If you have to take the head off for any reason, then that is the time to do the seats as the labour in unfitting / refitting is paid for...

VAR1016
11th October 2002, 10:29 AM
Quite frequently, valve seats specified for LPG engines are used when adapting for unleaded.

As LPG has no lubricating properties, these seats have to be very hard indeed. They are probably made from Stellite or Brightray, very tough alloys of (I think) cobalt, tungsten, chromium etc.

Omicron mentioned Associated Octel. Well of course this is the organisation that produced tetra ethyl lead for years, so should be very well placed to produce a good product.

The great thing about lead was the "lead bonus" This term, used in the gasoline industry, referred to the fact that a gasoline rated at a given research octane number would perform better if that number was attained using TEL rather than if it were obtained by using say a greater proportion of aromatics or MTBE etc.

Here in the UK most gasoline is really rather average for performance vehicles in my view. The best available appears to be Shell's Optimax.

However, in Hungary one can buy Shell "Racing" at many stations; this is rated at 99+ RON. And I have just heard that in California, 100 octane unleaded is available.

Of course the important parameter is the Motor Octane number; here the government ruled (in 1986) that henceforth this would be a maximum of 86. Meanwhile in France and Germany 88MON fuels are available - and the French helpfully include the MON on the labelling on the pumps.

The MON is particularly important because it refers to a gasoline's performance under real conditions with higher intake charge temperatures - especially relevant for those with turbocharged engines.

Write to your MP now!!

Paul

Hamish
11th October 2002, 05:17 PM
Here in the UK most gasoline is really rather average for performance vehicles in my view.

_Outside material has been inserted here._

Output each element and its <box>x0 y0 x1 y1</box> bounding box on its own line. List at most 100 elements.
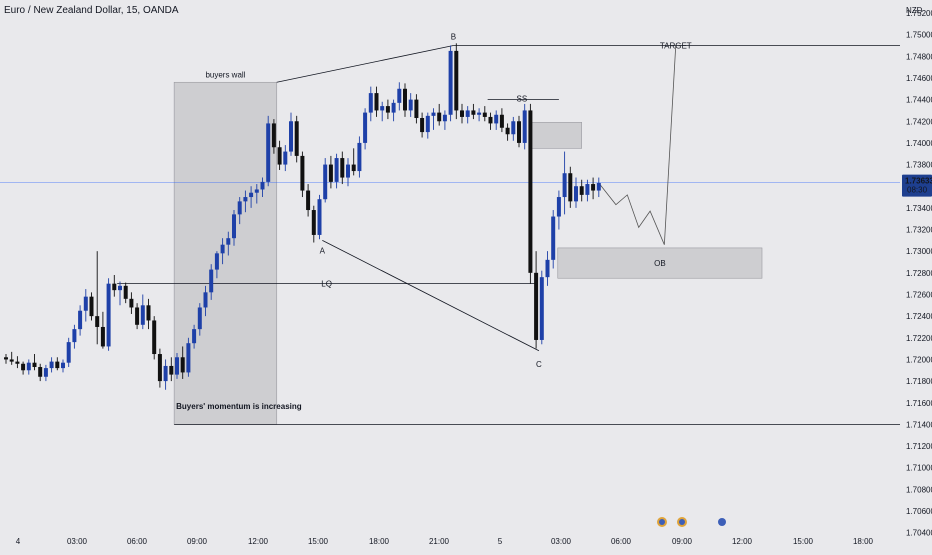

The best available appears to be Shell's Optimax.



Have to agree, I've been using Optimax in my Volumex coupe and there is a noticeable difference in the engines willingness to perform :D However, I thought it best to put this to test so have run my wifes '98 Honda Civic 1.4i :roll: (it's actually a good car just don't tell her I said so..) on a couple of tanks and there is an improvement lower down the rev range :wink:
I certainly haven't seen any genuine leaded petrol this far North in the UK, queries to Shell, BP and Esso regarding additives appropriate or approved with their unleaded fuel has yet to draw a reply.